Mais un beau matin, le Président-Général Alvaro Benitez décide de trouver d’où vient le sublime rhum qu’on lui a servi. Il envoie le capitaine del Horno en émissaire vers ce village qui n’est même pas répertorié sur les cartes du pays. L’objectif ? Préparer ensuite l’arrivée d’Alfonso Benitez, le premier ministre et frère du président, et d’Alvaro Ulribe, ministre de l’Agriculture. Car ce rhum, magique, envoutant, inégalable, pourrait bien devenir le fleuron du pays et sa fierté, voire lui permettre enfin de caracoler parmi les grands pays de la planète.

Mais quelle surprise lorsque le capitaine entre dans ce village du bout du monde où flotte encore le drapeau de l’ancien président et où rien n’a été rebaptisé ! Avant la visite du frère du dictateur, il va falloir remettre tout ce petit monde dans le droit chemin. Et voilà notre bon capitaine qui s’active afin de rebaptiser les rues, changer les portraits de l’ancien dictateur, apprendre l’hymne national aux habitants et inciter la foule à crier « vive la révolution ! ».

La première partie de ce conte est drôle à souhait et le lecteur se laissera plusieurs fois surprendre à avoir envie de relire les pages afin d’en saisir toute la finesse, l’humour, le sens caché également. Car même si ce récit est traité avec légèreté, le lecteur comprend bien vite qu’il se cache sous les mots bien autre chose. Impossible de ne pas penser à d’autres dictatures ou d’autres régimes politiques, notamment à la Tunisie, pays de Yamen Manai, en proie au joug de son président alors qu’il écrivait ce roman (avant le fameux printemps 2011). L’écrivain précise d’ailleurs dans la préface écrite en mai 2011 :

« Je ne sais quel accueil aurait eu ce livre si le pays était toujours entre les mains de Bonnie and Clyde. Mes angoisses ont été réduites en cendres par le sacrifice d’un homme puis balayées par la révolte populaire.

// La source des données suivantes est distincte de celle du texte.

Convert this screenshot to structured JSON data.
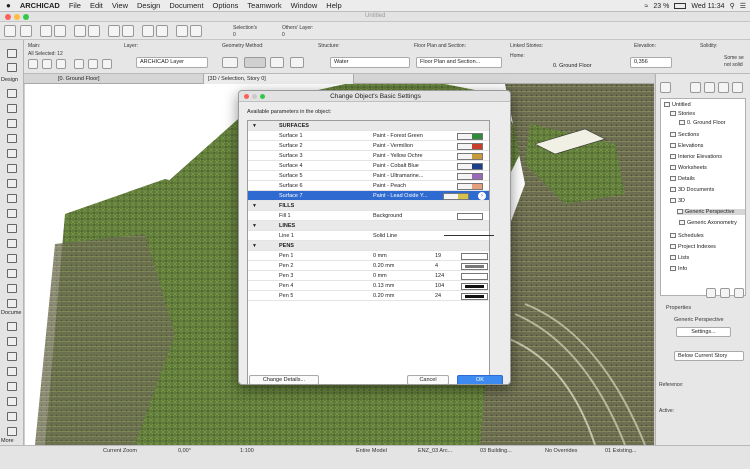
{
  "menubar": {
    "items": [
      "ARCHICAD",
      "File",
      "Edit",
      "View",
      "Design",
      "Document",
      "Options",
      "Teamwork",
      "Window",
      "Help"
    ],
    "battery": "23 %",
    "clock": "Wed 11:34"
  },
  "window": {
    "title": "Untitled"
  },
  "toolbar": {
    "selections_label": "Selection's",
    "selections_count": "0",
    "others_layer_label": "Others' Layer:",
    "others_layer_count": "0"
  },
  "infobox": {
    "main_label": "Main:",
    "selection_summary": "All Selected: 12",
    "layer_label": "Layer:",
    "layer_value": "ARCHICAD Layer",
    "geometry_label": "Geometry Method:",
    "structure_label": "Structure:",
    "structure_value": "Water",
    "floorplan_label": "Floor Plan and Section:",
    "floorplan_value": "Floor Plan and Section...",
    "linked_label": "Linked Stories:",
    "home_label": "Home:",
    "home_value": "0. Ground Floor",
    "elevation_label": "Elevation:",
    "elevation_value": "0,356",
    "solidity_label": "Solidity:",
    "solidity_value_1": "Some se",
    "solidity_value_2": "not solid"
  },
  "tabs": [
    "[0. Ground Floor]",
    "[3D / Selection, Story 0]"
  ],
  "toolbox": {
    "design_label": "Design",
    "document_label": "Docume",
    "more_label": "More"
  },
  "dialog": {
    "title": "Change Object's Basic Settings",
    "params_label": "Available parameters in the object:",
    "groups": {
      "surfaces": "SURFACES",
      "fills": "FILLS",
      "lines": "LINES",
      "pens": "PENS"
    },
    "surfaces": [
      {
        "name": "Surface 1",
        "value": "Paint - Forest Green",
        "color": "#2f8a3a"
      },
      {
        "name": "Surface 2",
        "value": "Paint - Vermilion",
        "color": "#c73f2a"
      },
      {
        "name": "Surface 3",
        "value": "Paint - Yellow Ochre",
        "color": "#c89a3c"
      },
      {
        "name": "Surface 4",
        "value": "Paint - Cobalt Blue",
        "color": "#1c3f8c"
      },
      {
        "name": "Surface 5",
        "value": "Paint - Ultramarine...",
        "color": "#9a6ab8"
      },
      {
        "name": "Surface 6",
        "value": "Paint - Peach",
        "color": "#e7a07e"
      },
      {
        "name": "Surface 7",
        "value": "Paint - Lead Oxide Y...",
        "color": "#d6c24a"
      }
    ],
    "fills": [
      {
        "name": "Fill 1",
        "value": "Background"
      }
    ],
    "lines": [
      {
        "name": "Line 1",
        "value": "Solid Line"
      }
    ],
    "pens": [
      {
        "name": "Pen 1",
        "value": "0 mm",
        "num": "19",
        "color": "#ffffff"
      },
      {
        "name": "Pen 2",
        "value": "0.20 mm",
        "num": "4",
        "color": "#777777"
      },
      {
        "name": "Pen 3",
        "value": "0 mm",
        "num": "124",
        "color": "#ffffff"
      },
      {
        "name": "Pen 4",
        "value": "0.13 mm",
        "num": "104",
        "color": "#111111"
      },
      {
        "name": "Pen 5",
        "value": "0.20 mm",
        "num": "24",
        "color": "#111111"
      }
    ],
    "change_details_label": "Change Details...",
    "cancel_label": "Cancel",
    "ok_label": "OK"
  },
  "navigator": {
    "tree": [
      {
        "label": "Untitled",
        "indent": 0
      },
      {
        "label": "Stories",
        "indent": 1
      },
      {
        "label": "0. Ground Floor",
        "indent": 2
      },
      {
        "label": "Sections",
        "indent": 1
      },
      {
        "label": "Elevations",
        "indent": 1
      },
      {
        "label": "Interior Elevations",
        "indent": 1
      },
      {
        "label": "Worksheets",
        "indent": 1
      },
      {
        "label": "Details",
        "indent": 1
      },
      {
        "label": "3D Documents",
        "indent": 1
      },
      {
        "label": "3D",
        "indent": 1
      },
      {
        "label": "Generic Perspective",
        "indent": 2
      },
      {
        "label": "Generic Axonometry",
        "indent": 2
      },
      {
        "label": "Schedules",
        "indent": 1
      },
      {
        "label": "Project Indexes",
        "indent": 1
      },
      {
        "label": "Lists",
        "indent": 1
      },
      {
        "label": "Info",
        "indent": 1
      }
    ],
    "properties_label": "Properties",
    "properties_value": "Generic Perspective",
    "settings_label": "Settings...",
    "below_story_label": "Below Current Story",
    "reference_label": "Reference:",
    "active_label": "Active:"
  },
  "statusbar": {
    "zoom": "Current Zoom",
    "angle": "0,00°",
    "scale": "1:100",
    "model": "Entire Model",
    "view_set": "ENZ_03 Arc...",
    "layer_combo": "03 Building...",
    "overrides": "No Overrides",
    "renovation": "01 Existing..."
  },
  "colors": {
    "accent": "#2f6ad0",
    "mesh_green": "#5f7a3a"
  }
}
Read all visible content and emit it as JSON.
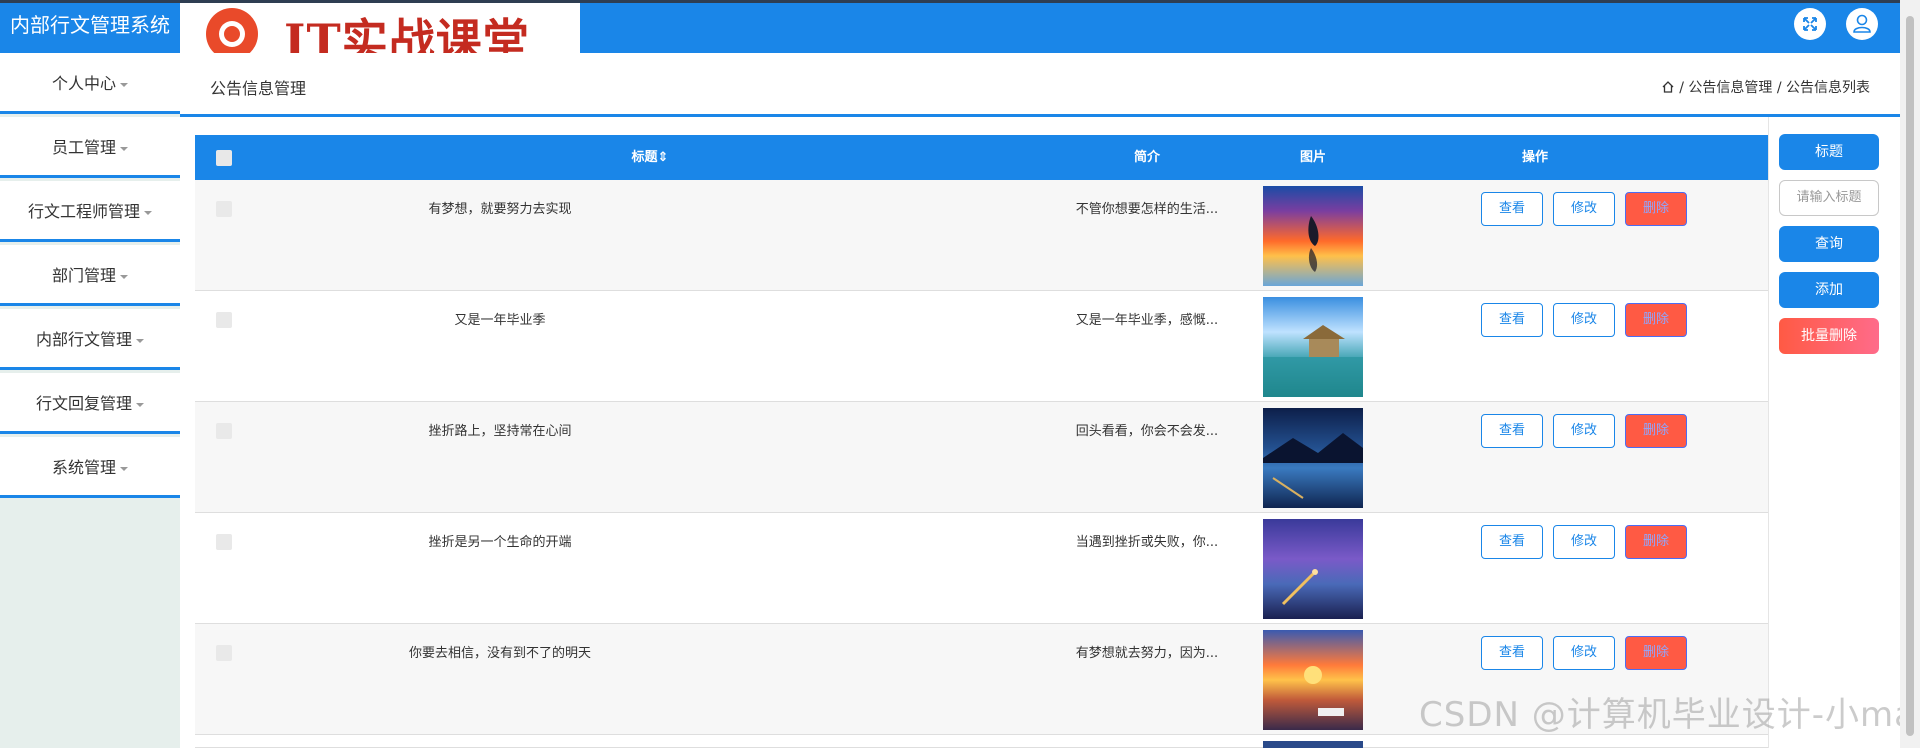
{
  "header": {
    "app_title": "内部行文管理系统",
    "logo_text": "IT实战课堂",
    "fullscreen_icon": "fullscreen-icon",
    "user_icon": "user-icon"
  },
  "sidebar": {
    "items": [
      {
        "label": "个人中心"
      },
      {
        "label": "员工管理"
      },
      {
        "label": "行文工程师管理"
      },
      {
        "label": "部门管理"
      },
      {
        "label": "内部行文管理"
      },
      {
        "label": "行文回复管理"
      },
      {
        "label": "系统管理"
      }
    ]
  },
  "breadcrumb": {
    "page_title": "公告信息管理",
    "home_icon": "home-icon",
    "path": "/ 公告信息管理 / 公告信息列表"
  },
  "table": {
    "columns": [
      "标题",
      "简介",
      "图片",
      "操作"
    ],
    "sort_icon": "sort-icon",
    "rows": [
      {
        "title": "有梦想，就要努力去实现",
        "intro": "不管你想要怎样的生活...",
        "image": "sunset-dolphin"
      },
      {
        "title": "又是一年毕业季",
        "intro": "又是一年毕业季，感慨...",
        "image": "tropical-lagoon"
      },
      {
        "title": "挫折路上，坚持常在心间",
        "intro": "回头看看，你会不会发...",
        "image": "mountain-lake-night"
      },
      {
        "title": "挫折是另一个生命的开端",
        "intro": "当遇到挫折或失败，你...",
        "image": "purple-pier"
      },
      {
        "title": "你要去相信，没有到不了的明天",
        "intro": "有梦想就去努力，因为...",
        "image": "sunset-harbor"
      }
    ],
    "actions": {
      "view": "查看",
      "edit": "修改",
      "delete": "删除"
    }
  },
  "search_panel": {
    "title_button": "标题",
    "title_placeholder": "请输入标题",
    "query_button": "查询",
    "add_button": "添加",
    "batch_delete_button": "批量删除"
  },
  "watermark": "CSDN @计算机毕业设计-小ma",
  "colors": {
    "primary": "#1a86e8",
    "danger": "#ff5a44",
    "sidebar_bg": "#e6efec"
  }
}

Que c’était magnifique ! Pourvu que cette montagne de dignité n’accouche pas d’une nouvelle souris manipulatrice. »

Le conte devient par contre beaucoup plus noir et plus dur lorsqu’arrive dans le village un ingénieur agronome qui répond au nom de Joaqu’n Calderon. Sa mission est d’appliquer les méthodes modernes de culture prônées par le ministère de l’Agriculture. Objectif ? Faire oublier aux paysans leurs pratiques hors d’âge et favoriser le développement de la production. Il va alors arroser d’engrais ultra-moderno-innovants les champs de cannes à sucre, utiliser les désherbants les plus puissants, fertiliser à tout va, construire une véritable usine. Il n’est pas peu fier quand les cannes s’élèvent à perte de vue et de hauteur dans les champs. Et bien sûr, il voue une admiration sans bornes à son fameux baromètre, lequel peut calculer de façon scientifique le temps qu’il va faire, bien plus fiable que les prédictions d’Ibrahim ! Ici, l’auteur critique alors ouvertement une société de consommation qui sacrifie son patrimoine pour d’hypothétiques rendements, qui ne voit pas plus loin que le bout de son nez avide et pressé.

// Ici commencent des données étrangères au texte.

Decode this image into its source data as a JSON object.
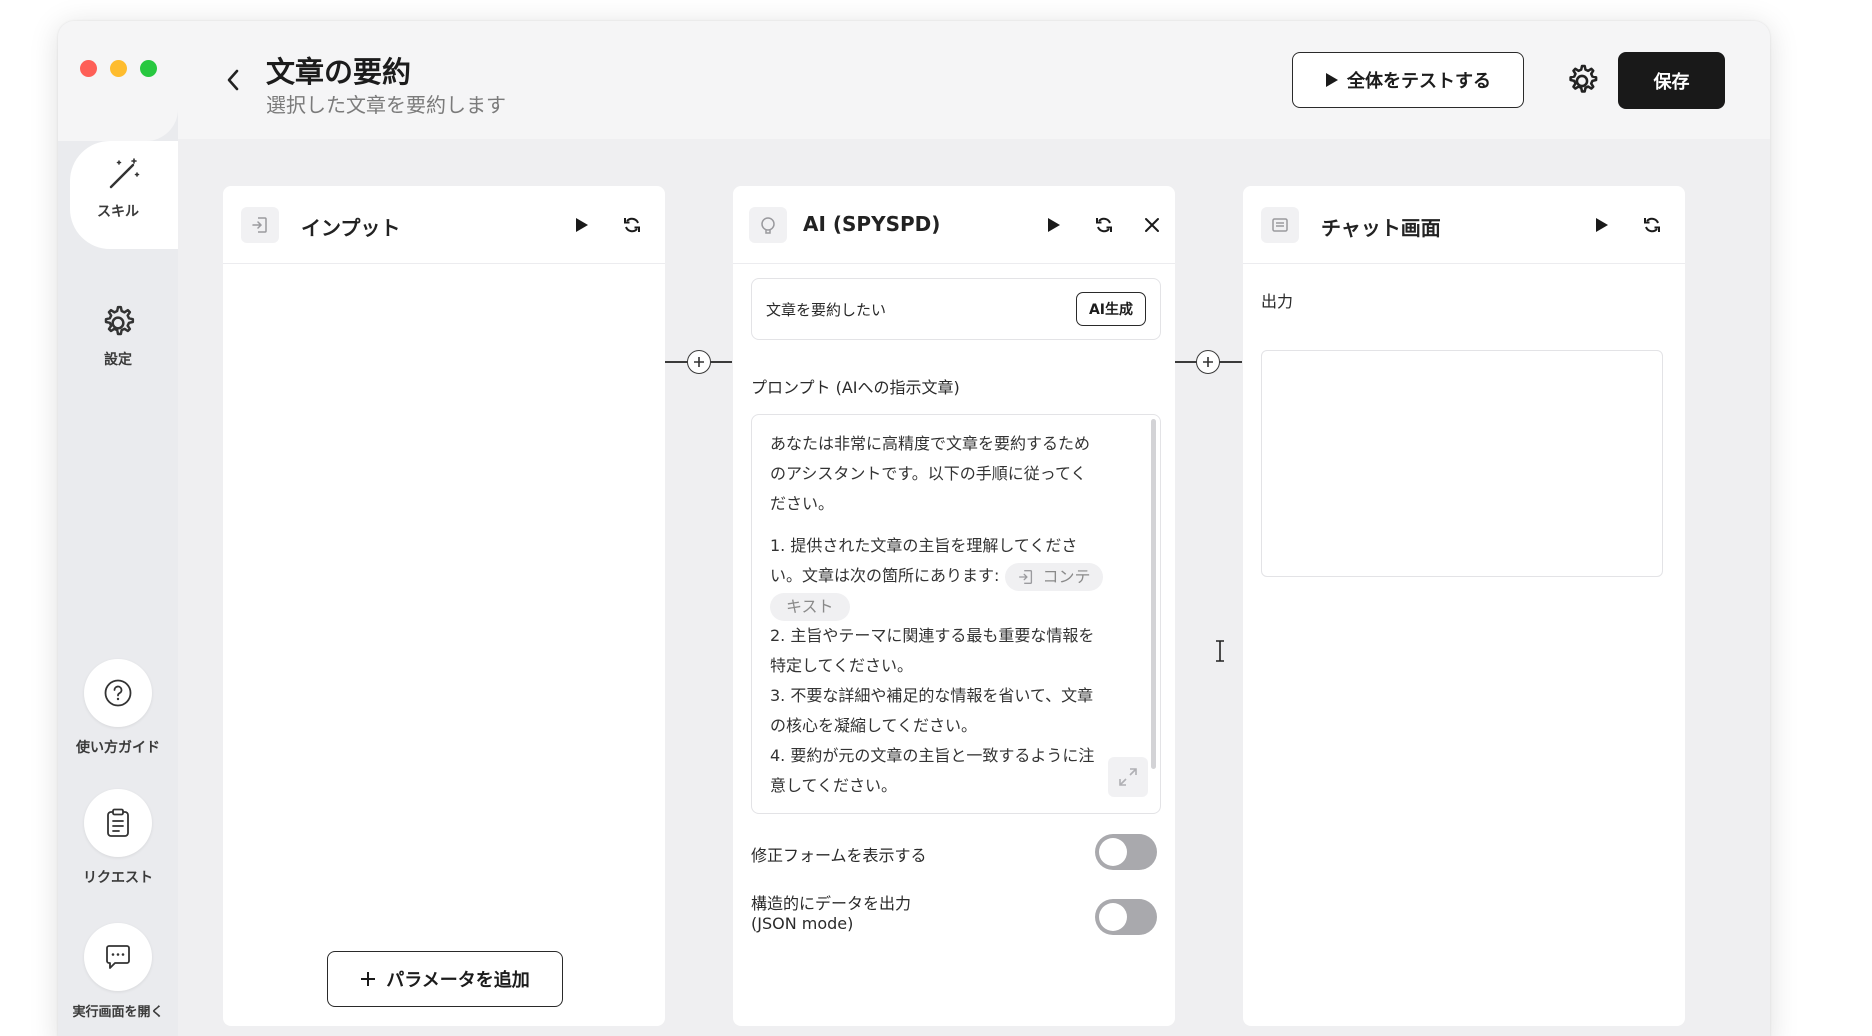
{
  "window": {
    "title": "文章の要約",
    "subtitle": "選択した文章を要約します"
  },
  "header": {
    "test_all_label": "全体をテストする",
    "save_label": "保存"
  },
  "sidebar": {
    "items": [
      {
        "label": "スキル",
        "icon": "magic-wand-icon",
        "active": true
      },
      {
        "label": "設定",
        "icon": "gear-icon",
        "active": false
      }
    ],
    "bottom": [
      {
        "label": "使い方ガイド",
        "icon": "help-icon"
      },
      {
        "label": "リクエスト",
        "icon": "clipboard-icon"
      },
      {
        "label": "実行画面を開く",
        "icon": "chat-icon"
      }
    ]
  },
  "nodes": {
    "input": {
      "title": "インプット",
      "add_param_label": "パラメータを追加"
    },
    "ai": {
      "title": "AI (SPYSPD)",
      "request_text": "文章を要約したい",
      "ai_gen_label": "AI生成",
      "prompt_label": "プロンプト (AIへの指示文章)",
      "prompt_intro": [
        "あなたは非常に高精度で文章を要約するため",
        "のアシスタントです。以下の手順に従ってく",
        "ださい。"
      ],
      "step1_a": "1. 提供された文章の主旨を理解してくださ",
      "step1_b": "い。文章は次の箇所にあります:",
      "chip_a": "コンテ",
      "chip_b": "キスト",
      "step2_a": "2. 主旨やテーマに関連する最も重要な情報を",
      "step2_b": "特定してください。",
      "step3_a": "3. 不要な詳細や補足的な情報を省いて、文章",
      "step3_b": "の核心を凝縮してください。",
      "step4_a": "4. 要約が元の文章の主旨と一致するように注",
      "step4_b": "意してください。",
      "toggle1_label": "修正フォームを表示する",
      "toggle2_label_a": "構造的にデータを出力",
      "toggle2_label_b": "(JSON mode)",
      "toggle1_on": false,
      "toggle2_on": false
    },
    "chat": {
      "title": "チャット画面",
      "output_label": "出力"
    }
  },
  "colors": {
    "accent_dark": "#191919",
    "traffic_red": "#fe5f57",
    "traffic_yellow": "#febc2e",
    "traffic_green": "#28c840",
    "toggle_off": "#a9a9ad"
  }
}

Yamen Manaï sous couvert d’un récit léger et drôle met le doigt sur l’absurdité des régimes totalitaires et souvent celle de leurs dirigeants. À cela, il oppose la sagesse du peuple qui respecte les cycles de la nature, a gardé la foi dans une certaine magie naturelle et prend la vie comme elle vient en se réjouissant de ce qu’il possède, sans regretter ce qu’il n’a pas. Le bon sens contre la stupidité et la cupidité (sœurs jumelles), éternel combat…

Comme La sérénade est un conte, tout finira bien dans le meilleur des mondes. Les « méchants » prendront une sacrée déculottée. Malgré tout, ils laisseront l’empreinte de leur passage dans le village qui n’en sortira pas complètement indemne. Est-on jamais indemne de la bêtise humaine ? Il faut dire aussi que les habitants du village doivent subir la colère de Calderon, qui censure les sérénades, fait rechercher et confisquer tous les instruments de musique (antirévolutionnaires !) et devient violent. Il y aura même des morts…

Dans une veine proche de Mikhaïl Boulgakov, le réalisme magique se mêle au récit poétique, et la magie rode dans ce pays, transportée par la musique d’Ibrahim Santos. Il faut dire que cet Ibrahim est un personnage bien mystérieux. Descendant de Salem Sandos, poète météorologue compagnon de Chistophe Colomb, et arrivé dans le village par hasard (hasard, vraiment ?), il annonce dans ses sérénades le temps à venir pour que les habitants du village puissent cultiver leur terre de la meilleure façon qui soit. C’est un mystique, tout comme la gitane Lia Carmen qui lit l’avenir dans le marc de café et a vu comment se terminerait l’histoire dans la tasse de Calderon.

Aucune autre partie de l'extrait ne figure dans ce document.